Background: Pre-pregnancy obesity and inadequate maternal weight gain during pregnancy can lead to adverse effects in the newborn but also to metabolic, cardiovascular and even neurological diseases in older ages of the offspring. Heart activity can be used as a proxy for the activity of the autonomic nervous system (ANS). The aim of this study is to evaluate the effect of pre-pregnancy weight, maternal weight gain and maternal metabolism on the ANS of the fetus in healthy pregnancies.
Methods: A total of 184 fetal magnetoencephalographic datasets from healthy pregnant women (gestational age ranging from 27-38 weeks) were included. Fetal heart activity was recorded via fetal magnetoencephalography and fetal heart rate (HR) and heart rate variability (HRV) were determined. Participants were either assigned one BMI group: underweight (BMI < 18.5), normal weight (BMI 18.5 - 24.9), overweight (BMI 25.0 - 29.9) and obese (≥ 30.0) or: low, normal and high weight gain. Fetal HR and HRV were compared between the groups. The effects of maternal weight, weight gain and insulin sensitivity on fetal HR and HRV were tested through partial correlation and mediation analysis, adjusting for gestational age, gender and parity.

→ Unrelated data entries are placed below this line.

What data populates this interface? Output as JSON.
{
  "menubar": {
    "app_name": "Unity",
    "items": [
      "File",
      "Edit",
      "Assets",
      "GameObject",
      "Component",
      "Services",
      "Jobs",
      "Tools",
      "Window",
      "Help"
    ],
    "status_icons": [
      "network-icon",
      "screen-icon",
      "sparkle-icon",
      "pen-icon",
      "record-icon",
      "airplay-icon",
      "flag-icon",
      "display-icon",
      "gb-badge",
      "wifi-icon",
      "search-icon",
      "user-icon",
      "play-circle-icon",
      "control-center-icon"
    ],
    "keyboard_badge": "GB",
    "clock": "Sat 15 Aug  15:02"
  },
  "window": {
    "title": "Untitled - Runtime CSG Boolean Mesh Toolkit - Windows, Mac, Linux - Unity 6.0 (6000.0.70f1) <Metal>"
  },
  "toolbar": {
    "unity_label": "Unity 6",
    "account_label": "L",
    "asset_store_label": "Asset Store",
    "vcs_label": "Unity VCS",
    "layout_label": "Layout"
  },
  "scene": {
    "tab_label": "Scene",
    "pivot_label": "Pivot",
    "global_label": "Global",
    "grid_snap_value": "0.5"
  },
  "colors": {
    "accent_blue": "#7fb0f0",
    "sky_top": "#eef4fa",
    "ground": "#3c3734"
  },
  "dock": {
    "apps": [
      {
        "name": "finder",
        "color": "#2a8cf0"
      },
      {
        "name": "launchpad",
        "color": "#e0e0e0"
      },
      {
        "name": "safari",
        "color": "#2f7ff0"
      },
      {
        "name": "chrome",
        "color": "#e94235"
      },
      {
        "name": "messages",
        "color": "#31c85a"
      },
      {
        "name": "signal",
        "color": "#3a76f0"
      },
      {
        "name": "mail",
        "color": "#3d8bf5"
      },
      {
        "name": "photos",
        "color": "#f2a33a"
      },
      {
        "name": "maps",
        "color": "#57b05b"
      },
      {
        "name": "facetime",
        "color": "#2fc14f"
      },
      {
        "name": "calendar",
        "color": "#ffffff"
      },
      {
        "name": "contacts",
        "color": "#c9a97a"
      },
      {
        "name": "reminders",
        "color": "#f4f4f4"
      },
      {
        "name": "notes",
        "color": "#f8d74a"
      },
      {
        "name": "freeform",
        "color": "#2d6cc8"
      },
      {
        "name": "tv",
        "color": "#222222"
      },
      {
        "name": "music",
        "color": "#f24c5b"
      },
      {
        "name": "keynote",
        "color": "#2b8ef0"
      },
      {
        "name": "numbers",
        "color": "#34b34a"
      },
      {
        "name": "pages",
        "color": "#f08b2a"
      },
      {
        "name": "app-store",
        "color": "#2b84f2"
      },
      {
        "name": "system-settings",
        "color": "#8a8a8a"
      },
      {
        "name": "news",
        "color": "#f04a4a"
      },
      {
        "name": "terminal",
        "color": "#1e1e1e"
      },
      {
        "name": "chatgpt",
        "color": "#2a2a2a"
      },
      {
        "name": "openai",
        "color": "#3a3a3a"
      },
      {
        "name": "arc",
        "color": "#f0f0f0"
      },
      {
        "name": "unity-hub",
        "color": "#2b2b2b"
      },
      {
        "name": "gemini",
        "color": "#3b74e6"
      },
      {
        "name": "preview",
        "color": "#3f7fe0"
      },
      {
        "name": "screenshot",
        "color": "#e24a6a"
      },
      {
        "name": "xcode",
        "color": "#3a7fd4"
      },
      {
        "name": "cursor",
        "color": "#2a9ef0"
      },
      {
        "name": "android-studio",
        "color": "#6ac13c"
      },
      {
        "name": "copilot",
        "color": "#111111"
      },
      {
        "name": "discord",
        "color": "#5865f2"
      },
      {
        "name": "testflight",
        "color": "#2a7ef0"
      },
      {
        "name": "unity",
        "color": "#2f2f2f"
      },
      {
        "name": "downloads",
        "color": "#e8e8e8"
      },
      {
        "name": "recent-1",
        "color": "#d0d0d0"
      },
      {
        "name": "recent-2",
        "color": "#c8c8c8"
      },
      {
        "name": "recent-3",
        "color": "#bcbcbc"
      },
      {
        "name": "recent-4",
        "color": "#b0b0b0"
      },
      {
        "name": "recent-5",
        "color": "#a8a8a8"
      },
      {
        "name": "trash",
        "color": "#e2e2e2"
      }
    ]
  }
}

Results: Fetuses of pre-pregnancy obese mothers have higher HR compared to fetuses of normal weight mothers. Fetal HR was found to negatively correlate with maternal weight gain and birth weight. There was a causal effect of fetal HR on the relationship between maternal weight gain and birth weight. As for fetal HRV, standard deviation normal to normal interval (SDNN) and low frequency component (LF) were lower for mothers with high weight gain compared to normal weight gain. Lower maternal insulin sensitivity was associated with a higher fetal HR as well as a lower HRV (a negative correlation with LF/HF). Fetal LF/HF and pre-pregnancy BMI, independently mediated the effect of maternal insulin sensitivity on fetal HR.
Conclusions: Higher pre-pregnancy BMI, excessive weight gain and decreased insulin sensitivity in healthy pregnancies results in increased fetal heart activity. Also, the effect of maternal weight gain on birth weight seems to be mediated through fetal heart rate. This indicates that the fetal ANS is sensitive to alterations of maternal weight, changes in maternal weight and maternal metabolism. These findings support the concept of fetal programming and add knowledge about the important influence of intrauterine environment on the developing cardiac ANS and the possible programming of obesity.
Biography: Haliza is an academic researcher and PhD candidate at the Eberhard-Karls-Universität Tübingen, with a specialization in Neuroscience. Over the past four years, her research has been focused on the development of fetal autonomic nervous system related to maternal weight, weight gain and metabolism in healthy pregnancies. She has a B.Eng. degree in Electrical Engineering from University of Malaya, M.Eng. in Electrical and Telecommunications from University of Technology Malaysia and M.Sc. in Biomedical Engineering from Universität zu Lübeck. Previously, she worked as a quality assurance engineer and assistant lecturer in Malaysia. Her current interest includes advanced methods in signal processing, statistical modelling and data analytics.